Rogar Stonebow |
I'm going to repeat this...
It doesn't matter how long you live, you're still going to spend your whole life as a level 1 peasant unless you hit the heroic jackpot.
A human who gets granted eternal life will still stay at level 1 for all of eternity unless they get adventuring (or GM/advernture-designer fiat elevates them for story reasons).
The lifespan doesn't matter. If you've got a 6 intelligence then you'll just go from stupid kid to stupid adult to stupid relic.
The real controversy is that after the age of 70 humans don't have to roll a save against senility every year! Paizo are idiots...
Apparently a soldier whose been a soldier for 15 years, has never been an adventurer isn't any better than a brand new recruit.
And you were saying something about idiots.... I'm sure the staff here appreciates your continued charity by use of their product despite your lack of respect.
Captain K. |
The elves have a name for elven children unfortunate enough to be born and raised in human society—the Forlorn. Merisiel is one of these, born in the Varisian city of Magnimar to elven parents who were either unable or unwilling to raise a child on their own. Merisiel never learned the truth of it, for her parents left her in the care of the city's temple to Calistria. The priests raised Merisiel as a ward of the temple, but she had little patience for teachers and prayer. Eventually, she left the temple and spent many years on the streets of Magnimar, earning a living as a freelance thief. When her growing reputation as a thief became inconvenient, she decided to leave her home city to seek out new settlements to explore and enjoy.
Merisiel became a master at stowing away on ships, talking her way out of trouble, and finding her way in new societies. She's called dozens of cities home, leaving one for another when her companions outgrew her or she outlived them. Life has been hard for Merisiel, made more so by the fact that she's always found it difficult to master skills that come easily to her companions. Faced often with situations where a quick tongue or stealth won't suffice to keep her out of trouble, Merisiel has taken to carrying dozen knives. When things go wrong with her carefully laid plans (as they almost always seem to do), the knives come out and what needs to be done gets done. To date, Merisiel hasn't met a problem that can't, in one way or another, be solved with a blade.
Each of the cities she's spent time in carries special memories for Merisiel. In cosmopolitan Kintargo, she fell in love for the first five times, but only the last of those relationships survives to this day. In bustling Corentyn, she spent five years in prison for a crime she wasn't able to pin on someone more deserving, a sentence exceeded by her stay in Almas (still her record—ten years in jail). In Cassomir she helped rob a corrupt jeweler, in Oppara a decadent and cruel magistrate, and in Sothis a narrow-minded priest of Abadar. Yet in each of these cases her companions betrayed her and left her penniless. She spent many years in Katapesh and Absalom, but the size of these cities eventually grew to be too much even for her. Recently, she's come home to Magnimar with a new purpose in life. Finally matured to the point where she's willing (and perhaps able) to learn from her mistakes, she hopes to make something more of her life than merely bad decisions laced with periodic bouts of excitement and fun.

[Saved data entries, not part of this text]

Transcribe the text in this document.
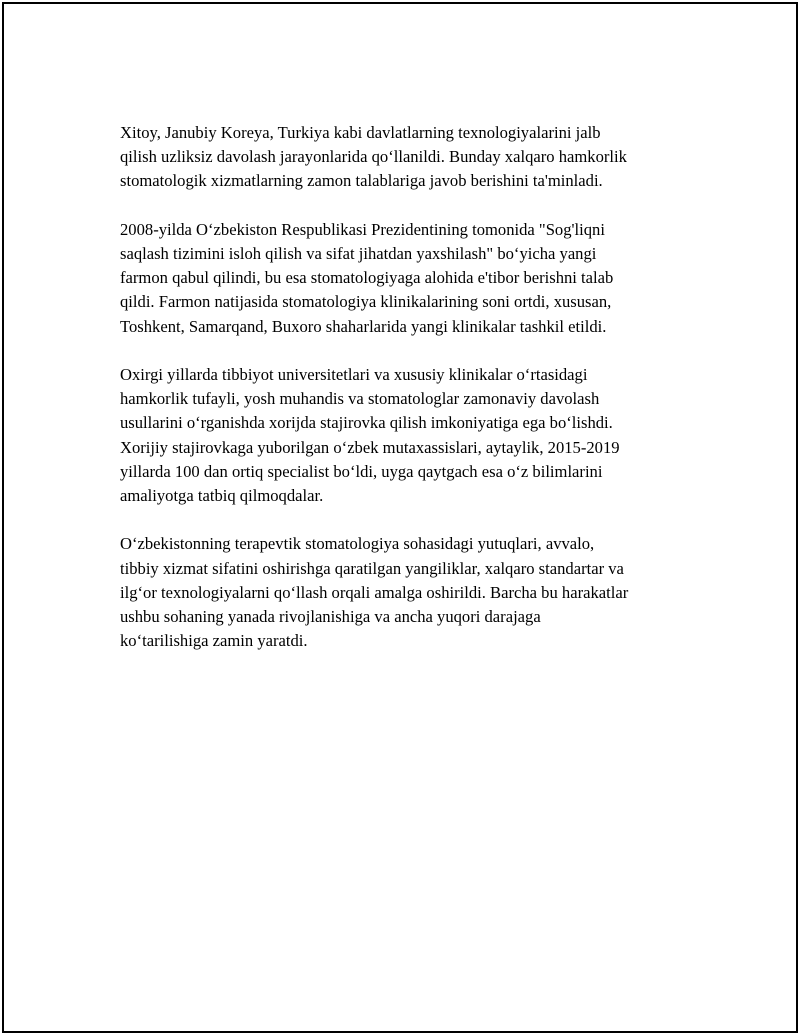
Xitoy, Janubiy Koreya, Turkiya kabi davlatlarning texnologiyalarini jalb
qilish uzliksiz davolash jarayonlarida qo‘llanildi. Bunday xalqaro hamkorlik
stomatologik xizmatlarning zamon talablariga javob berishini ta'minladi.

2008-yilda O‘zbekiston Respublikasi Prezidentining tomonida "Sog'liqni
saqlash tizimini isloh qilish va sifat jihatdan yaxshilash" bo‘yicha yangi
farmon qabul qilindi, bu esa stomatologiyaga alohida e'tibor berishni talab
qildi. Farmon natijasida stomatologiya klinikalarining soni ortdi, xususan,
Toshkent, Samarqand, Buxoro shaharlarida yangi klinikalar tashkil etildi.

Oxirgi yillarda tibbiyot universitetlari va xususiy klinikalar o‘rtasidagi
hamkorlik tufayli, yosh muhandis va stomatologlar zamonaviy davolash
usullarini o‘rganishda xorijda stajirovka qilish imkoniyatiga ega bo‘lishdi.
Xorijiy stajirovkaga yuborilgan o‘zbek mutaxassislari, aytaylik, 2015-2019
yillarda 100 dan ortiq specialist bo‘ldi, uyga qaytgach esa o‘z bilimlarini
amaliyotga tatbiq qilmoqdalar.

O‘zbekistonning terapevtik stomatologiya sohasidagi yutuqlari, avvalo,
tibbiy xizmat sifatini oshirishga qaratilgan yangiliklar, xalqaro standartar va
ilg‘or texnologiyalarni qo‘llash orqali amalga oshirildi. Barcha bu harakatlar
ushbu sohaning yanada rivojlanishiga va ancha yuqori darajaga
ko‘tarilishiga zamin yaratdi.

Merisiel's life experiences have taught her to enjoy things to their fullest as they occur—it's impossible to tell when the good times might end. She's open and expressive, always on the move and working on her latest batch of plots to make easy money. In the end, it comes down to being faster than everyone else—either on her feet or with her beloved blades. She wouldn't have it any other way.
From the horse's mouth.
Does this mean poor Merisiel has spent over a century being a skill-free idiot, sleeping in trash and the sewers?
Matthew Downie |
Does this mean poor Merisiel has spent over a century being a skill-free idiot, sleeping in trash and the sewers?
Going by the Ultimate Campaign child character rules, she wouldn't be skill-free, but she would be unable to take a PC class. She'd probably have been a level 1 Expert with some stat penalties for a few decades before retraining into Rogue.
Liam Warner |
Sissyl wrote:But you wouldn't have to deal with a hundred years of nothing, which is a very obvious retort for the younger race: "Okay, I get it, you're more than a hundred years old. And my magic missile is STILL the same as yours, retard."The retort to that
that may be true, but i slept with your mom, grandma, great grandma, oh and your sister too.
Or a particularly knowledgeable elf with magic "That may be true but I slept with your great grandma, grandma, mother and". . .
Casts illusion "I was Bob your first guy."
If it's an Npc elf casts charm person spell followed by custom change sex spell "Now it's your turn honeysuckle."
I remember those original elves may account for part of my problem here. I am coming down on the side of long lived races don't have the initial easy learning humans do but do have better long term memories when the learn something so even after 300 years of not drawing they can still produce one with no loss of quality.
I miss the thousand year elf lifespans.
I think I'll give all the long lived races and any particularly old humans like Ezrwn breadth of experience for free.
I don't known about the age categories eternally young elves tends to go with eternal elves. Although I could see moving the age categories around, will need to look at those.